Colegio Helvetia is a private multilingual (Spanish, German, French) Swiss school located in Suba, Bogotá, Colombia.

== History ==
Founded in 1949, only 49 students and 5 Swiss teachers activities in an old house located in the Carrera Séptima (Seventh Avenue) in Bogotá. Four years later, it was moved to its current location, at the 128th street near the Avenida Boyacá. The new buildings were constructed by Victor Schmidt, a Swiss architect who lived his last years in Colombia. The Colegio Helvetia was declared Colombia's national monument in 1992. The first group of students graduated in 1956.

Since its founding year until 1969, the school only taught in Spanish and French, but in that year, a German section began and boys and girls, who received classes in different groups, were brought together. The buildings did not change much until the year 2000, where the CI (Centro de Investigación) was built, a modern and complete library with books in Spanish, German, French, English and Italian, and broadband Internet access.
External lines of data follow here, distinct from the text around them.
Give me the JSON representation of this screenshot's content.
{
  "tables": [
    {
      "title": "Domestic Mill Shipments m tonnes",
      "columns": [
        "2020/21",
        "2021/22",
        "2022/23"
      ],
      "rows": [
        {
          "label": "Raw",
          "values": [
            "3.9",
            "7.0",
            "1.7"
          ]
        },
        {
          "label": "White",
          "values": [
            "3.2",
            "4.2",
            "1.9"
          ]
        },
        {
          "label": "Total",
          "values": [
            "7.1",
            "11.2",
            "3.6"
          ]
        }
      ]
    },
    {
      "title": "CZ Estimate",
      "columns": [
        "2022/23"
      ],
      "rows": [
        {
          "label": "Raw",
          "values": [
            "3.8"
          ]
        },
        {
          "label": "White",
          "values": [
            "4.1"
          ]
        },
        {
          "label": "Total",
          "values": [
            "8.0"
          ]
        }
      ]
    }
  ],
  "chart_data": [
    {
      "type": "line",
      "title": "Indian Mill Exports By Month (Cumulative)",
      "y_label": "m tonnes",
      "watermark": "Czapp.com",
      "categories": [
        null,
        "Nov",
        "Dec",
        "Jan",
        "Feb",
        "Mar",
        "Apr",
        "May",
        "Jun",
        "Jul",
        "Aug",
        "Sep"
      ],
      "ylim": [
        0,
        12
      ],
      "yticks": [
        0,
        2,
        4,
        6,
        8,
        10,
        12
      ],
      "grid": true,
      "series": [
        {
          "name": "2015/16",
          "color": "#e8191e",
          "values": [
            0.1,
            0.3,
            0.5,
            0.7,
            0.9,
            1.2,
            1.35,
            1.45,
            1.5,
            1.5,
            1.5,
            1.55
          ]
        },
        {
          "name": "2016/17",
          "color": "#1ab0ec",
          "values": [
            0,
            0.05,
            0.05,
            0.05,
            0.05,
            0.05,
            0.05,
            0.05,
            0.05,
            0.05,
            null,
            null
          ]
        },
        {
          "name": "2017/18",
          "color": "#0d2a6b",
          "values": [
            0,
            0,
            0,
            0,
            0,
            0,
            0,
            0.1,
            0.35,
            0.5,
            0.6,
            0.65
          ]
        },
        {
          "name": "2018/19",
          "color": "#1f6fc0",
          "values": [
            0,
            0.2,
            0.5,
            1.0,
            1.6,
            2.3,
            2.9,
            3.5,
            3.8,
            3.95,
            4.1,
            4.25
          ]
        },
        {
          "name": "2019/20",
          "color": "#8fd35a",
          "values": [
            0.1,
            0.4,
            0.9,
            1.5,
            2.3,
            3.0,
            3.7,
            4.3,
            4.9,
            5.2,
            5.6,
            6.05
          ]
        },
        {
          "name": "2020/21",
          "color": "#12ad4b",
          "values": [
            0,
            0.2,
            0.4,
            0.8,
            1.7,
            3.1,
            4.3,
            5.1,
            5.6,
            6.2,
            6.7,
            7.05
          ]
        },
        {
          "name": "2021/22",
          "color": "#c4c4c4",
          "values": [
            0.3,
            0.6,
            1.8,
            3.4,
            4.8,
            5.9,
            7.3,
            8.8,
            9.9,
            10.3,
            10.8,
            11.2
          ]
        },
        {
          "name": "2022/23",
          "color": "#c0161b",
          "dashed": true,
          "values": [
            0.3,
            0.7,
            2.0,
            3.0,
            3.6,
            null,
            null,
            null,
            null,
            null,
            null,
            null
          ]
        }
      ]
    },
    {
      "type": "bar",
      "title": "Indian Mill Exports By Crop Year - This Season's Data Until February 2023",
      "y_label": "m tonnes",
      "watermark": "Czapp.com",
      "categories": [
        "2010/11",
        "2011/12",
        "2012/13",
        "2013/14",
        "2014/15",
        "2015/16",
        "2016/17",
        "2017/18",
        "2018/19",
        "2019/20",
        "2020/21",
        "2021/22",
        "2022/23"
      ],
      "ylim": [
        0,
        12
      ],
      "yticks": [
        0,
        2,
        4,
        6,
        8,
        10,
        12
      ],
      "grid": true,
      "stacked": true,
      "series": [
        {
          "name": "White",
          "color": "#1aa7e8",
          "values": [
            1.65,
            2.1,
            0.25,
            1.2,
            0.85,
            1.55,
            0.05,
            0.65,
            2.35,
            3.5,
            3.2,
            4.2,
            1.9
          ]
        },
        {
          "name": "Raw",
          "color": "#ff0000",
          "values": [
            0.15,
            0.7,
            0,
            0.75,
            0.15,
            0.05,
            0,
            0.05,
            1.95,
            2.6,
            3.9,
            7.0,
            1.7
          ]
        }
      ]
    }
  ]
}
In 2003, former principal Karl Schmidt implemented the Matura, a demanding four-year programme of international education Swiss diploma, that grants students access to any university in Switzerland or in the European Union. The first class to graduate with the Matura was the 2007 class, on June 29.

== Features ==
The school is divided into three levels: Dibi-Däbi (kinder 1- second grade), primary school (third grade-sixth grade) and high school( seventh grade- twelfth grade). It has two sections, French and German. The school has two libraries, one for Dibi- Däbi and one for the other two levels. It also has one gym, two soccer fields, three basketball courts and 5 volleyball courts.

== Campus ==
The campus is known since it is mostly grass, with classical, beautiful buildings and many trees and flowers. It has a small lake with fish and turtles, which is surrounded by plants of all kinds. In the library there are many computers which the students can use when they want, and two new computer rooms will be built during the second semester of 2008.